January 15-17, Colombo, Ceylon
January 26, Madras, India
January 31, Bombay
February 2, Bombay
February 10, New Delhi
February 12, New Delhi
February 21-24, Calcutta
March 2, Rangoon, Burma
March 5-6, Maymo, Burma
March 11, Bangkok, Thailand
March 17, Penang, Malaya
March 21-24, Singapore
March 29-31, Kunstring, Java
April 2, Kunstring, Java
April 21-27, Brisbane, Australia
April 30-May 13, Sydney
May 14, Newcastle
May 17-June 16, Melbourne
July 6, Adelaide
July 14-26, Sydney
August 5, Wellington, New Zealand
August 6-10, Christchurch
August 11, Duneden, Africa
August 15-20, Auckland
August 25, Suva, Fijii Islands
Draper returned home after this tour on September 8, arriving at Newark Airport via Pago-Pago, Honolulu, Los Angeles and Albuquerque.
Draper maintained this kind of schedule to the end of her life. During World War II she entertained troops and performed many benefits in support of the war effort.
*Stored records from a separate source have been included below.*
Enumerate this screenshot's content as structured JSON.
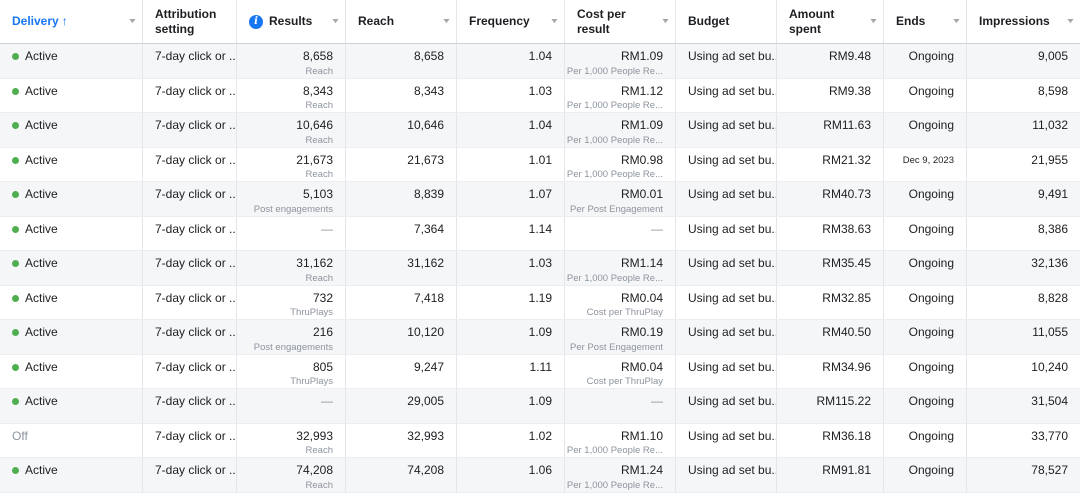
{
  "icons": {
    "caret_glyph": "▼",
    "sort_asc_glyph": "↑",
    "info_glyph": "i"
  },
  "colors": {
    "accent_blue": "#1877f2",
    "active_green": "#4fae50",
    "muted_gray": "#8d949e",
    "stripe_gray": "#f5f6f7"
  },
  "table": {
    "columns": [
      {
        "key": "delivery",
        "label": "Delivery",
        "cellAlign": "left",
        "caret": true,
        "sort": true,
        "info": false,
        "accent": true
      },
      {
        "key": "attribution",
        "label": "Attribution setting",
        "cellAlign": "left",
        "caret": false,
        "sort": false,
        "info": false,
        "accent": false
      },
      {
        "key": "results",
        "label": "Results",
        "cellAlign": "right",
        "caret": true,
        "sort": false,
        "info": true,
        "accent": false
      },
      {
        "key": "reach",
        "label": "Reach",
        "cellAlign": "right",
        "caret": true,
        "sort": false,
        "info": false,
        "accent": false
      },
      {
        "key": "frequency",
        "label": "Frequency",
        "cellAlign": "right",
        "caret": true,
        "sort": false,
        "info": false,
        "accent": false
      },
      {
        "key": "cost",
        "label": "Cost per result",
        "cellAlign": "right",
        "caret": true,
        "sort": false,
        "info": false,
        "accent": false
      },
      {
        "key": "budget",
        "label": "Budget",
        "cellAlign": "left",
        "caret": false,
        "sort": false,
        "info": false,
        "accent": false
      },
      {
        "key": "spent",
        "label": "Amount spent",
        "cellAlign": "right",
        "caret": true,
        "sort": false,
        "info": false,
        "accent": false
      },
      {
        "key": "ends",
        "label": "Ends",
        "cellAlign": "right",
        "caret": true,
        "sort": false,
        "info": false,
        "accent": false
      },
      {
        "key": "impressions",
        "label": "Impressions",
        "cellAlign": "right",
        "caret": true,
        "sort": false,
        "info": false,
        "accent": false
      }
    ],
    "rows": [
      {
        "delivery": {
          "value": "Active",
          "dot": true
        },
        "attribution": {
          "value": "7-day click or ..."
        },
        "results": {
          "value": "8,658",
          "sub": "Reach"
        },
        "reach": {
          "value": "8,658"
        },
        "frequency": {
          "value": "1.04"
        },
        "cost": {
          "value": "RM1.09",
          "sub": "Per 1,000 People Re..."
        },
        "budget": {
          "value": "Using ad set bu..."
        },
        "spent": {
          "value": "RM9.48"
        },
        "ends": {
          "value": "Ongoing"
        },
        "impressions": {
          "value": "9,005"
        }
      },
      {
        "delivery": {
          "value": "Active",
          "dot": true
        },
        "attribution": {
          "value": "7-day click or ..."
        },
        "results": {
          "value": "8,343",
          "sub": "Reach"
        },
        "reach": {
          "value": "8,343"
        },
        "frequency": {
          "value": "1.03"
        },
        "cost": {
          "value": "RM1.12",
          "sub": "Per 1,000 People Re..."
        },
        "budget": {
          "value": "Using ad set bu..."
        },
        "spent": {
          "value": "RM9.38"
        },
        "ends": {
          "value": "Ongoing"
        },
        "impressions": {
          "value": "8,598"
        }
      },
      {
        "delivery": {
          "value": "Active",
          "dot": true
        },
        "attribution": {
          "value": "7-day click or ..."
        },
        "results": {
          "value": "10,646",
          "sub": "Reach"
        },
        "reach": {
          "value": "10,646"
        },
        "frequency": {
          "value": "1.04"
        },
        "cost": {
          "value": "RM1.09",
          "sub": "Per 1,000 People Re..."
        },
        "budget": {
          "value": "Using ad set bu..."
        },
        "spent": {
          "value": "RM11.63"
        },
        "ends": {
          "value": "Ongoing"
        },
        "impressions": {
          "value": "11,032"
        }
      },
      {
        "delivery": {
          "value": "Active",
          "dot": true
        },
        "attribution": {
          "value": "7-day click or ..."
        },
        "results": {
          "value": "21,673",
          "sub": "Reach"
        },
        "reach": {
          "value": "21,673"
        },
        "frequency": {
          "value": "1.01"
        },
        "cost": {
          "value": "RM0.98",
          "sub": "Per 1,000 People Re..."
        },
        "budget": {
          "value": "Using ad set bu..."
        },
        "spent": {
          "value": "RM21.32"
        },
        "ends": {
          "value": "Dec 9, 2023",
          "small": true
        },
        "impressions": {
          "value": "21,955"
        }
      },
      {
        "delivery": {
          "value": "Active",
          "dot": true
        },
        "attribution": {
          "value": "7-day click or ..."
        },
        "results": {
          "value": "5,103",
          "sub": "Post engagements"
        },
        "reach": {
          "value": "8,839"
        },
        "frequency": {
          "value": "1.07"
        },
        "cost": {
          "value": "RM0.01",
          "sub": "Per Post Engagement"
        },
        "budget": {
          "value": "Using ad set bu..."
        },
        "spent": {
          "value": "RM40.73"
        },
        "ends": {
          "value": "Ongoing"
        },
        "impressions": {
          "value": "9,491"
        }
      },
      {
        "delivery": {
          "value": "Active",
          "dot": true
        },
        "attribution": {
          "value": "7-day click or ..."
        },
        "results": {
          "value": "—",
          "muted": true
        },
        "reach": {
          "value": "7,364"
        },
        "frequency": {
          "value": "1.14"
        },
        "cost": {
          "value": "—",
          "muted": true
        },
        "budget": {
          "value": "Using ad set bu..."
        },
        "spent": {
          "value": "RM38.63"
        },
        "ends": {
          "value": "Ongoing"
        },
        "impressions": {
          "value": "8,386"
        }
      },
      {
        "delivery": {
          "value": "Active",
          "dot": true
        },
        "attribution": {
          "value": "7-day click or ..."
        },
        "results": {
          "value": "31,162",
          "sub": "Reach"
        },
        "reach": {
          "value": "31,162"
        },
        "frequency": {
          "value": "1.03"
        },
        "cost": {
          "value": "RM1.14",
          "sub": "Per 1,000 People Re..."
        },
        "budget": {
          "value": "Using ad set bu..."
        },
        "spent": {
          "value": "RM35.45"
        },
        "ends": {
          "value": "Ongoing"
        },
        "impressions": {
          "value": "32,136"
        }
      },
      {
        "delivery": {
          "value": "Active",
          "dot": true
        },
        "attribution": {
          "value": "7-day click or ..."
        },
        "results": {
          "value": "732",
          "sub": "ThruPlays"
        },
        "reach": {
          "value": "7,418"
        },
        "frequency": {
          "value": "1.19"
        },
        "cost": {
          "value": "RM0.04",
          "sub": "Cost per ThruPlay"
        },
        "budget": {
          "value": "Using ad set bu..."
        },
        "spent": {
          "value": "RM32.85"
        },
        "ends": {
          "value": "Ongoing"
        },
        "impressions": {
          "value": "8,828"
        }
      },
      {
        "delivery": {
          "value": "Active",
          "dot": true
        },
        "attribution": {
          "value": "7-day click or ..."
        },
        "results": {
          "value": "216",
          "sub": "Post engagements"
        },
        "reach": {
          "value": "10,120"
        },
        "frequency": {
          "value": "1.09"
        },
        "cost": {
          "value": "RM0.19",
          "sub": "Per Post Engagement"
        },
        "budget": {
          "value": "Using ad set bu..."
        },
        "spent": {
          "value": "RM40.50"
        },
        "ends": {
          "value": "Ongoing"
        },
        "impressions": {
          "value": "11,055"
        }
      },
      {
        "delivery": {
          "value": "Active",
          "dot": true
        },
        "attribution": {
          "value": "7-day click or ..."
        },
        "results": {
          "value": "805",
          "sub": "ThruPlays"
        },
        "reach": {
          "value": "9,247"
        },
        "frequency": {
          "value": "1.11"
        },
        "cost": {
          "value": "RM0.04",
          "sub": "Cost per ThruPlay"
        },
        "budget": {
          "value": "Using ad set bu..."
        },
        "spent": {
          "value": "RM34.96"
        },
        "ends": {
          "value": "Ongoing"
        },
        "impressions": {
          "value": "10,240"
        }
      },
      {
        "delivery": {
          "value": "Active",
          "dot": true
        },
        "attribution": {
          "value": "7-day click or ..."
        },
        "results": {
          "value": "—",
          "muted": true
        },
        "reach": {
          "value": "29,005"
        },
        "frequency": {
          "value": "1.09"
        },
        "cost": {
          "value": "—",
          "muted": true
        },
        "budget": {
          "value": "Using ad set bu..."
        },
        "spent": {
          "value": "RM115.22"
        },
        "ends": {
          "value": "Ongoing"
        },
        "impressions": {
          "value": "31,504"
        }
      },
      {
        "delivery": {
          "value": "Off",
          "dot": false,
          "muted": true
        },
        "attribution": {
          "value": "7-day click or ..."
        },
        "results": {
          "value": "32,993",
          "sub": "Reach"
        },
        "reach": {
          "value": "32,993"
        },
        "frequency": {
          "value": "1.02"
        },
        "cost": {
          "value": "RM1.10",
          "sub": "Per 1,000 People Re..."
        },
        "budget": {
          "value": "Using ad set bu..."
        },
        "spent": {
          "value": "RM36.18"
        },
        "ends": {
          "value": "Ongoing"
        },
        "impressions": {
          "value": "33,770"
        }
      },
      {
        "delivery": {
          "value": "Active",
          "dot": true
        },
        "attribution": {
          "value": "7-day click or ..."
        },
        "results": {
          "value": "74,208",
          "sub": "Reach"
        },
        "reach": {
          "value": "74,208"
        },
        "frequency": {
          "value": "1.06"
        },
        "cost": {
          "value": "RM1.24",
          "sub": "Per 1,000 People Re..."
        },
        "budget": {
          "value": "Using ad set bu..."
        },
        "spent": {
          "value": "RM91.81"
        },
        "ends": {
          "value": "Ongoing"
        },
        "impressions": {
          "value": "78,527"
        }
      }
    ]
  }
}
As the decade of the 1940’s came to a close, profound changes occurred in the entertainment business within which Ruth Draper existed as a cottage industry. With the rise of television in America, fewer people attended the theatre, and Draper’s audiences began to dwindle. Her English fans, however, remained steadfast and through the promotional efforts of Charles Bowden and Richard Barr, who became her managers in 1948, she began to develop — to her surprise — a fascinated audience of younger people in America. She continued to play both in legitimate theatres (where union rules and high costs depressed her profits) and on the concert circuit.
In 1954, at age 70, she gave what was billed as her farewell performance at the Vanderbilt Theatre on Broadway but was soon persuaded by the response of the audience as well as the protests of admirers like Maurice Chevalier and Fred Keating to return to the stage.
In 1956, on Christmas night, Ruth Draper began a four week engagement at the Playhouse Theatre. Four days later, on Saturday, December 29, she did two shows, matinee and evening performances. She was tired and had, for some time been suffering from a heart condition which she had concealed from her friends and family. After the evening performance, she asked her driver to take her past the Christmas tree in Rockefeller Plaza. She died peacefully in her sleep that night at the age of 72.